広島大学大学院理学研究科 山本 卓 教授および 佐久間 哲史 講師らは、東京医科歯科大学 田中 光一 教授および 相田 知海 准教授と共同で、ゲノム編集(※1)における不確実性を改善し、効率を上昇させる新技術(LoADシステム)を開発しました。本技術によって、CRISPR-Cas9(※2)を用いた遺伝子改変において、狙い通りの改変結果が得られる確率が高まり、従来技術では困難であった複数領域への同時遺伝子挿入などが可能となることが示されました。本技術は、さまざまなゲノム編集細胞の作製効率を大きく向上させることから、遺伝性疾患のモデリングや、自家移植によるゲノム編集治療のための疾患変異の修復などに役立てられることが期待されます。

本研究成果は、英国Nature Publishing Groupの科学雑誌『Nature Communications』に掲載されました。
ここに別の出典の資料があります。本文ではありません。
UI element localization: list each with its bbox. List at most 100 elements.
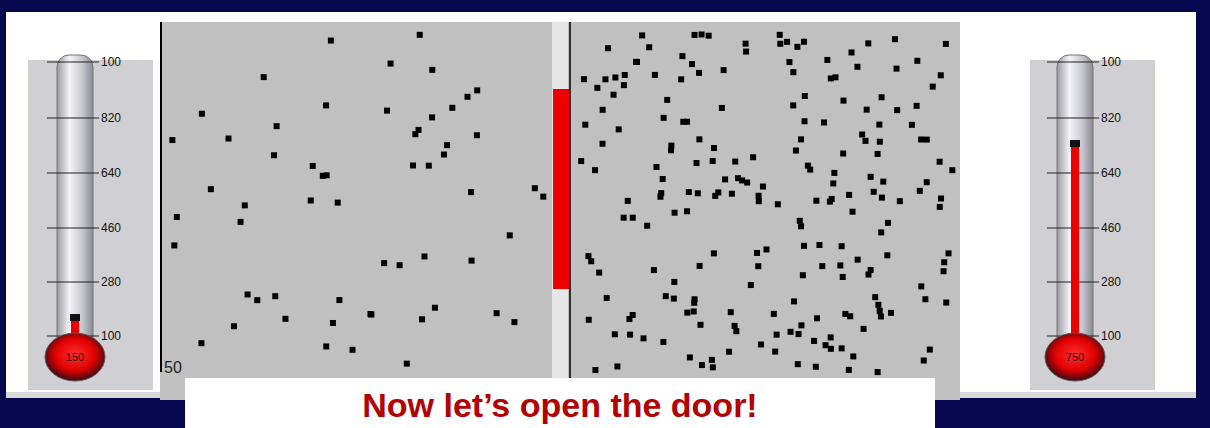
particle — [863, 138, 869, 144]
particle — [744, 180, 750, 186]
particle — [855, 257, 861, 263]
particle — [384, 108, 390, 114]
particle — [586, 317, 592, 323]
particle — [861, 326, 867, 332]
particle — [686, 189, 692, 195]
particle — [878, 229, 884, 235]
particle — [938, 72, 944, 78]
particle — [605, 45, 611, 51]
particle — [397, 262, 403, 268]
particles — [169, 31, 955, 375]
particle — [388, 61, 394, 67]
particle — [274, 123, 280, 129]
particle — [796, 331, 802, 337]
chamber-wall — [569, 22, 571, 400]
particle — [943, 300, 949, 306]
particle — [320, 173, 326, 179]
particle — [630, 215, 636, 221]
particle — [797, 218, 803, 224]
particle — [794, 44, 800, 50]
particle — [849, 49, 855, 55]
particle — [582, 122, 588, 128]
particle — [622, 72, 628, 78]
scale-label: 460 — [1101, 222, 1121, 234]
particle — [827, 199, 833, 205]
particle — [710, 158, 716, 164]
particle — [633, 59, 639, 65]
particle — [711, 250, 717, 256]
particle — [328, 38, 334, 44]
particle — [750, 154, 756, 160]
particle — [798, 136, 804, 142]
particle — [644, 223, 650, 229]
scale-tick — [1047, 61, 1099, 62]
particle — [474, 87, 480, 93]
particle — [839, 243, 845, 249]
scale-tick — [1047, 117, 1099, 118]
thermometer-tube — [57, 55, 93, 355]
particle — [774, 332, 780, 338]
particle — [875, 302, 881, 308]
particle — [323, 102, 329, 108]
particle — [814, 315, 820, 321]
particle — [671, 279, 677, 285]
particle — [914, 103, 920, 109]
particle — [441, 152, 447, 158]
particle — [777, 32, 783, 38]
particle — [879, 195, 885, 201]
particle — [630, 312, 636, 318]
particle — [336, 297, 342, 303]
particle — [429, 114, 435, 120]
particle — [828, 75, 834, 81]
particle — [719, 105, 725, 111]
particle — [795, 361, 801, 367]
particle — [653, 164, 659, 170]
particle — [540, 194, 546, 200]
particle — [634, 59, 640, 65]
particle — [937, 204, 943, 210]
particle — [715, 189, 721, 195]
particle — [946, 250, 952, 256]
particle — [876, 122, 882, 128]
particle — [511, 319, 517, 325]
scale-label: 280 — [1101, 276, 1121, 288]
particle — [813, 198, 819, 204]
particle — [839, 345, 845, 351]
particle — [706, 33, 712, 39]
temperature-reading: 150 — [66, 352, 84, 363]
particle — [691, 300, 697, 306]
particle — [261, 74, 267, 80]
particle — [868, 267, 874, 273]
particle — [693, 160, 699, 166]
particle — [924, 179, 930, 185]
particle — [596, 270, 602, 276]
particle — [801, 243, 807, 249]
particle — [208, 186, 214, 192]
particle — [449, 105, 455, 111]
scale-label: 640 — [101, 167, 121, 179]
particle — [819, 263, 825, 269]
particle — [894, 66, 900, 72]
scale-tick — [47, 172, 99, 173]
mercury-column — [1071, 146, 1079, 345]
particle — [657, 194, 663, 200]
particle — [432, 305, 438, 311]
scale-label: 820 — [101, 112, 121, 124]
particle — [784, 39, 790, 45]
hot-chamber — [568, 22, 960, 400]
particle — [612, 74, 618, 80]
particle — [864, 107, 870, 113]
particle — [871, 189, 877, 195]
particle — [918, 137, 924, 143]
particle — [169, 137, 175, 143]
particle — [711, 145, 717, 151]
thermometer-bulb — [45, 333, 105, 381]
particle — [811, 338, 817, 344]
particle — [777, 41, 783, 47]
door — [553, 89, 569, 289]
particle — [594, 85, 600, 91]
particle — [821, 119, 827, 125]
particle — [612, 331, 618, 337]
particle — [927, 347, 933, 353]
scale-label: 280 — [101, 276, 121, 288]
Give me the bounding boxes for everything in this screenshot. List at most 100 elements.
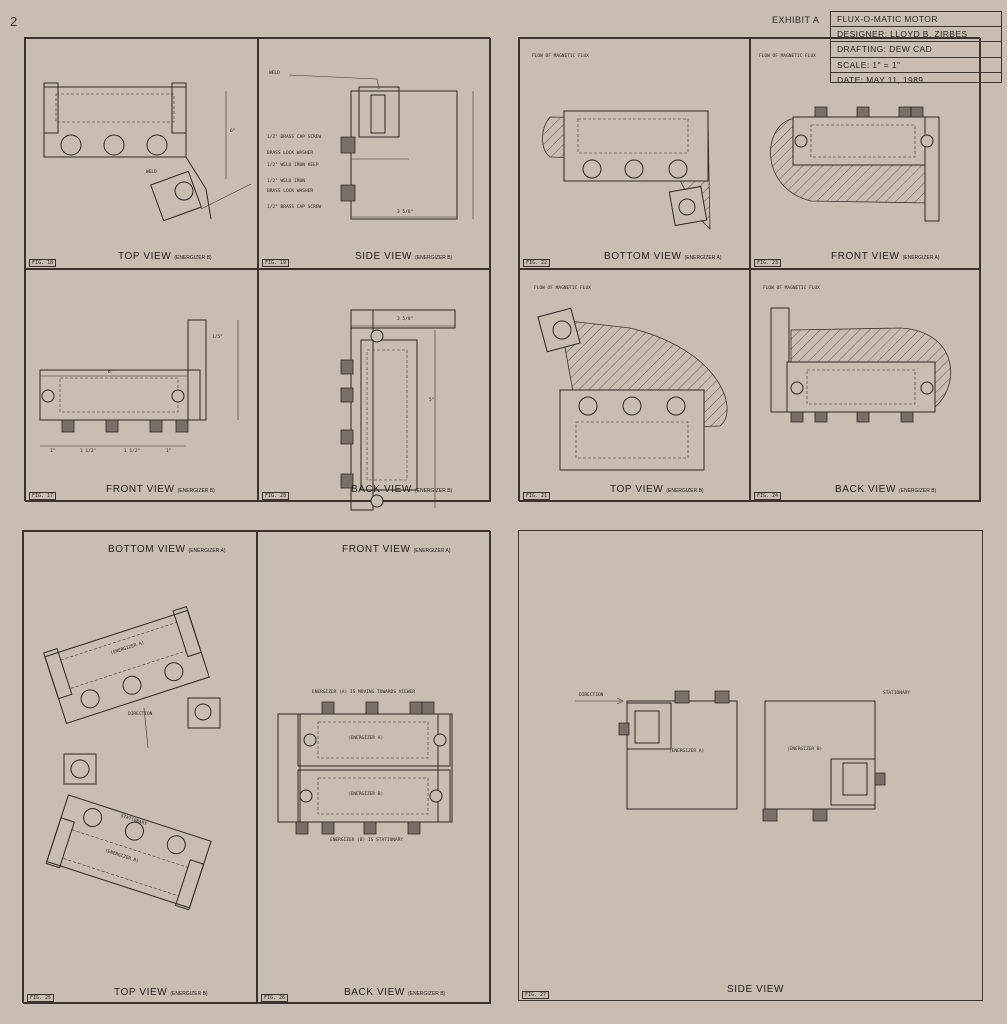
fig27-number: FIG. 27 xyxy=(522,991,550,999)
fig20-nut xyxy=(341,388,353,402)
fig18-drawing xyxy=(26,39,259,270)
fig20-nut xyxy=(341,474,353,488)
fig20-nut xyxy=(341,430,353,444)
panel-assembly-views: (ENERGIZER A) DIRECTION STATIONARY (ENER… xyxy=(22,530,491,1005)
fig20-bolt xyxy=(371,330,383,342)
fig24-core xyxy=(807,370,915,404)
fig20-drawing xyxy=(259,270,492,503)
fig23-number: FIG. 23 xyxy=(754,259,782,267)
fig27-nut xyxy=(763,809,777,821)
fig18-bolt xyxy=(147,135,167,155)
fig17-pole xyxy=(188,320,206,420)
fig27-energizer-a-note: (ENERGIZER A) xyxy=(669,749,705,754)
fig26-frame-left xyxy=(278,714,300,822)
fig24-label-text: BACK VIEW xyxy=(835,484,896,495)
fig18-dim-note: 6" xyxy=(230,129,236,134)
fig19-body xyxy=(351,91,457,219)
fig23-core xyxy=(811,125,915,157)
panel-flux-views: FLOW OF MAGNETIC FLUX BOTTOM VIEW(ENERGI… xyxy=(518,37,981,502)
cell-fig24: FLOW OF MAGNETIC FLUX BACK VIEW(ENERGIZE… xyxy=(750,269,981,502)
fig22-flow-note: FLOW OF MAGNETIC FLUX xyxy=(532,54,589,59)
fig18-cap-right xyxy=(172,83,186,133)
fig21-bolt xyxy=(579,397,597,415)
fig25-direction-note: DIRECTION xyxy=(128,712,153,717)
fig18-bolt xyxy=(104,135,124,155)
fig18-number: FIG. 18 xyxy=(29,259,57,267)
fig19-brass-cap2: 1/2" BRASS CAP SCREW xyxy=(267,205,322,210)
fig18-bolt xyxy=(61,135,81,155)
fig27-nut xyxy=(875,773,885,785)
fig25-bolt xyxy=(81,806,104,829)
fig22-bolt xyxy=(679,199,695,215)
fig18-label-sub: (ENERGIZER B) xyxy=(174,255,212,261)
fig24-nut xyxy=(791,412,803,422)
cell-fig17: 6" 1" 1 1/2" 1 1/2" 1" 1/5" FRONT VIEW(E… xyxy=(25,269,258,502)
fig26-nut xyxy=(408,822,420,834)
fig23-label-text: FRONT VIEW xyxy=(831,251,900,262)
fig24-bolt xyxy=(921,382,933,394)
title-block-scale: SCALE: 1" = 1" xyxy=(831,58,1001,73)
fig26-nut xyxy=(322,822,334,834)
fig27-arrow-head xyxy=(617,698,623,704)
fig17-dim-top-note: 6" xyxy=(108,370,114,375)
fig23-label: FRONT VIEW(ENERGIZER A) xyxy=(831,251,940,262)
fig18-label: TOP VIEW(ENERGIZER B) xyxy=(118,251,212,262)
fig21-number: FIG. 21 xyxy=(523,492,551,500)
cell-fig23: FLOW OF MAGNETIC FLUX FRONT VIEW(ENERGIZ… xyxy=(750,38,981,269)
fig27-energizer-b-note: (ENERGIZER B) xyxy=(787,747,823,752)
fig17-body xyxy=(40,370,200,420)
fig20-bolt xyxy=(371,495,383,507)
fig19-dim-note: 3 5/8" xyxy=(397,210,414,215)
fig27-label: SIDE VIEW xyxy=(727,984,785,995)
fig20-label-text: BACK VIEW xyxy=(351,484,412,495)
fig24-pole xyxy=(771,308,789,412)
fig26-b-core xyxy=(318,778,428,814)
title-block: FLUX-O-MATIC MOTOR DESIGNER: LLOYD B. ZI… xyxy=(830,11,1002,85)
fig19-weld-iron: 1/2" WELD IRON KEEP xyxy=(267,163,319,168)
fig22-number: FIG. 22 xyxy=(523,259,551,267)
fig24-nut xyxy=(815,412,827,422)
fig25-bolt xyxy=(121,674,144,697)
fig26-bolt xyxy=(434,734,446,746)
fig18-label-text: TOP VIEW xyxy=(118,251,172,262)
fig21-bolt xyxy=(623,397,641,415)
title-block-date: DATE: MAY 11, 1989 xyxy=(837,74,924,85)
fig17-drawing xyxy=(26,270,259,503)
fig25-bottom-label-sub: (ENERGIZER A) xyxy=(188,548,226,554)
cell-fig21: FLOW OF MAGNETIC FLUX TOP VIEW(ENERGIZER… xyxy=(519,269,750,502)
fig25-top-label: TOP VIEW(ENERGIZER B) xyxy=(114,987,208,998)
fig23-nut xyxy=(815,107,827,117)
fig18-weld-note: WELD xyxy=(146,170,157,175)
fig27-nut xyxy=(619,723,629,735)
fig27-energizer-a xyxy=(627,701,737,809)
fig27-direction-note: DIRECTION xyxy=(579,693,604,698)
fig18-pole xyxy=(151,171,202,220)
fig17-bolt xyxy=(42,390,54,402)
fig27-b-bolt xyxy=(843,763,867,795)
fig25-a-core xyxy=(61,622,186,688)
fig26-bolt xyxy=(304,734,316,746)
cell-fig20: 3 5/8" 5" BACK VIEW(ENERGIZER B) FIG. 20 xyxy=(258,269,491,502)
fig26-frame-right xyxy=(438,714,452,822)
fig19-label-text: SIDE VIEW xyxy=(355,251,413,262)
fig23-flow-note: FLOW OF MAGNETIC FLUX xyxy=(759,54,816,59)
fig26-front-label-text: FRONT VIEW xyxy=(342,544,411,555)
fig25-bolt xyxy=(163,660,186,683)
fig26-drawing xyxy=(258,532,492,1005)
cell-fig26: ENERGIZER (A) IS MOVING TOWARDS VIEWER (… xyxy=(257,531,491,1004)
fig17-nut xyxy=(176,420,188,432)
fig19-bolt-head xyxy=(371,95,385,133)
fig25-bolt xyxy=(195,704,211,720)
fig20-frame xyxy=(351,310,373,510)
fig26-bolt xyxy=(300,790,312,802)
cell-fig22: FLOW OF MAGNETIC FLUX BOTTOM VIEW(ENERGI… xyxy=(519,38,750,269)
fig22-label: BOTTOM VIEW(ENERGIZER A) xyxy=(604,251,721,262)
fig23-pole xyxy=(925,117,939,221)
fig20-dim-right-note: 5" xyxy=(429,398,435,403)
fig27-drawing xyxy=(519,531,984,1002)
fig19-weld-note: WELD xyxy=(269,71,280,76)
fig19-nut xyxy=(341,137,355,153)
fig23-bolt xyxy=(921,135,933,147)
fig26-front-label: FRONT VIEW(ENERGIZER A) xyxy=(342,544,451,555)
fig25-drawing xyxy=(24,532,258,1005)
2018年8月21日、本件について、キャンパス・イノベーションセンター(東京都)において記者説明会を行いました。

【用語説明】
※1 ゲノム編集
標的とするゲノムDNA領域に対してDNA二本鎖切断(DSB)を誘導し、その修復過程において、標的領域への欠失や挿入変異を導入(遺伝子ノックアウト)したり、ドナーベクターのゲノムDNAへの組み込みを促進することで遺伝子を挿入(遺伝子ノックイン)したりする最先端の遺伝子改変技術。

※2 CRISPR-Cas9
Clustered regularly interspaced short palindromic repeats- CRISPR associated protein 9の略で、ゲノム編集を可能にする人工DNA切断酵素の一つ。Cas9と呼ばれるタンパク質がsgRNA(Single-guide RNA)と複合体を形成し、標的DNA配列を認識して切断する。

論文情報

  • 掲載雑誌: Nature Communications
  • 論文題目: Biased genome editing using the local accumulation of DSB repair molecules system
  • 著者: Shota Nakade1, Keiji Mochida2, Atsushi Kunii1, Kazuki Nakamae1, Tomomi Aida3, Kohichi Tanaka3, Naoaki Sakamoto1, Tetsushi Sakuma1* & Takashi Yamamoto1*
    1) 広島大学大学院理学研究科
    2) 元広島大学大学院理学研究科
    3) 東京医科歯科大学
    *: 責任著者
  • DOI: 10.1038/s41467-018-05773-6
【お問い合わせ先】

広島大学大学院 理学研究科 数理分子生命理学専攻
教授 山本 卓
TEL: 082-424-7446
E-mail: tybig*hiroshima-u.ac.jp (*を半角@に変換してください)

講師 佐久間 哲史
TEL: 082-424-6292
E-mail: tetsushi-sakuma*hiroshima-u.ac.jp (*を半角@に変換してください)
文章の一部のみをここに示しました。